DKDrawing is a subclass of DKLayerGroup, because it contains layers. The only drawing done by DKDrawing that does not originate in one of its contained layers is the erasure of the background or “paper” colour when drawing to the screen, which defaults to white. DKDrawing sits at the root of the entire drawing hierarchy, and importantly provides ownership of any number of controller objects (DKViewController or subclass) which forge the link between the drawing and its views. It also owns its layers and layer groups. Because DKDrawing owns the controllers, it provides a number of ‘view-like’ methods that are used to mark various areas of the drawing for update. In turn these methods pass that update request back via the controllers to the views that display the drawing. Since every layer maintains a back-reference to the drawing it is easy for any object to mark its own area as needing update whenever needed. While DKDrawing supports a general - setNeedsDisplay: method (like NSView), for performance reasons it is important to only invalidate the smallest possible area that you can get away with. For individual DKDrawableObject instances, this is usually accomplished using its -notifyVisualChange method.

A key property of DKDrawing is the “active” layer - this is a layer nominated as the target for the user interface and user input events. The active layer can be any layer that does not refuse the active layer status.

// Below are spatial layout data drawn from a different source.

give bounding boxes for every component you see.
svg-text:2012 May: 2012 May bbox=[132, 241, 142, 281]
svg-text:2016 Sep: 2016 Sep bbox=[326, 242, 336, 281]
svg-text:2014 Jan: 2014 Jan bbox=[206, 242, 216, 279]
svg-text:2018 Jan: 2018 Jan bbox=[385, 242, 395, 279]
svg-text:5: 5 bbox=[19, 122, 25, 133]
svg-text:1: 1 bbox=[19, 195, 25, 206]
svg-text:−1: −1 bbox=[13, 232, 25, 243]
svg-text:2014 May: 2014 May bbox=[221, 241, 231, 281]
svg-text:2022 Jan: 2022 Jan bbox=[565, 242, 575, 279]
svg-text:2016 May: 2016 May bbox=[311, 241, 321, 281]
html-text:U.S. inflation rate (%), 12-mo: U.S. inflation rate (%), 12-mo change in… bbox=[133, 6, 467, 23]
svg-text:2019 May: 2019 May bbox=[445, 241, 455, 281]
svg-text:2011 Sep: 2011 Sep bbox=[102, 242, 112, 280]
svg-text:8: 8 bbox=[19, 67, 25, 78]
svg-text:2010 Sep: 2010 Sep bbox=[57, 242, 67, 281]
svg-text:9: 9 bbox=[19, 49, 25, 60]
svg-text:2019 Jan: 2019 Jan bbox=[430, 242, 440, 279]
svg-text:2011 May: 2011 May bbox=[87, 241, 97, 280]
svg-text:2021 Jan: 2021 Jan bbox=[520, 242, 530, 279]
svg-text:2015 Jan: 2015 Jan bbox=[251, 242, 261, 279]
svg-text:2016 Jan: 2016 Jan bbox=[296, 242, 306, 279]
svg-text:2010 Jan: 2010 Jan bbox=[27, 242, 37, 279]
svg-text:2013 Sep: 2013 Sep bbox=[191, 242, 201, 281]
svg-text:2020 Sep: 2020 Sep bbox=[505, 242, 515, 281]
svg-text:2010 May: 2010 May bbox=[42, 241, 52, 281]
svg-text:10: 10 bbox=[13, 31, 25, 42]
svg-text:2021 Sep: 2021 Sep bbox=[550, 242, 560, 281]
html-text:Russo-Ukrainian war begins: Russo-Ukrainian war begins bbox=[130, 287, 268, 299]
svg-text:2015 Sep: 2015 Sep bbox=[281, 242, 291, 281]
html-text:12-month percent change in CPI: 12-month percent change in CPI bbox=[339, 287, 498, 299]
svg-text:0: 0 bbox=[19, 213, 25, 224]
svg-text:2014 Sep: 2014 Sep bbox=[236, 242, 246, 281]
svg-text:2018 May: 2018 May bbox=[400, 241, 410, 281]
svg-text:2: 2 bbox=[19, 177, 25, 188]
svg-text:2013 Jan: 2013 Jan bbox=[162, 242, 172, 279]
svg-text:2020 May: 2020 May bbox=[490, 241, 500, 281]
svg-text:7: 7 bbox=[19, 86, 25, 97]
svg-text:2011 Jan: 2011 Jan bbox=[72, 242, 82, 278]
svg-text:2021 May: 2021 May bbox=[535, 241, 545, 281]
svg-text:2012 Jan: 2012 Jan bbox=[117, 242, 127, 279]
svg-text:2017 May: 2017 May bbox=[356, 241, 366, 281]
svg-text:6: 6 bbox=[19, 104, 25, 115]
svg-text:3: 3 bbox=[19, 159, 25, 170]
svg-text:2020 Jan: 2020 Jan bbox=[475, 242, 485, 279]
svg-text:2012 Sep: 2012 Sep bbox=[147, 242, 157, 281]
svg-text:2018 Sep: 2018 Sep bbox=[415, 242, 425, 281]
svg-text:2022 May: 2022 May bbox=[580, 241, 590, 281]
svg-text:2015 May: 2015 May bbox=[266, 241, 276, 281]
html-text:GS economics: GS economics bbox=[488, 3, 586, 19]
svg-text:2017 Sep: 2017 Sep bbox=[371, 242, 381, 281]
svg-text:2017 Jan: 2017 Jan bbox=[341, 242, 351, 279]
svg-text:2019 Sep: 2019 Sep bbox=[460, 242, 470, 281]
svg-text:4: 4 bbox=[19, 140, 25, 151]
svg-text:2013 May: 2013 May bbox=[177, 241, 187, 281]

DKDrawing also provides a central place for handling snapping to grid and so forth. Because the grid is itself implemented as a layer, most objects will find it much more convenient to use their back-references to the drawing to handle grid snapping, rather than having to locate the grid themselves and work with it directly. This indirection also allows the grid behaviour to be substantially altered if required without breaking the protocols of existing objects.

Finally, DKDrawing provides a convenient place to move drawing data into and out of the model, in a variety of forms. These data handling methods are the basis for saving drawings to disk, etc.

DKDrawing is the object that provides a connection between the DrawKit system and the undo manager in use. At some point you need to tell DKDrawing which undo manager it should direct all of its undo tasks to - this could come from a document (typically) or perhaps a view. Without an undo manager, nothing in DrawKit itself can be undoable. Your application is required to supply DKDrawing with its undo manager - though this is done for you by DKDrawingDocument and when a view automatically creates a drawing.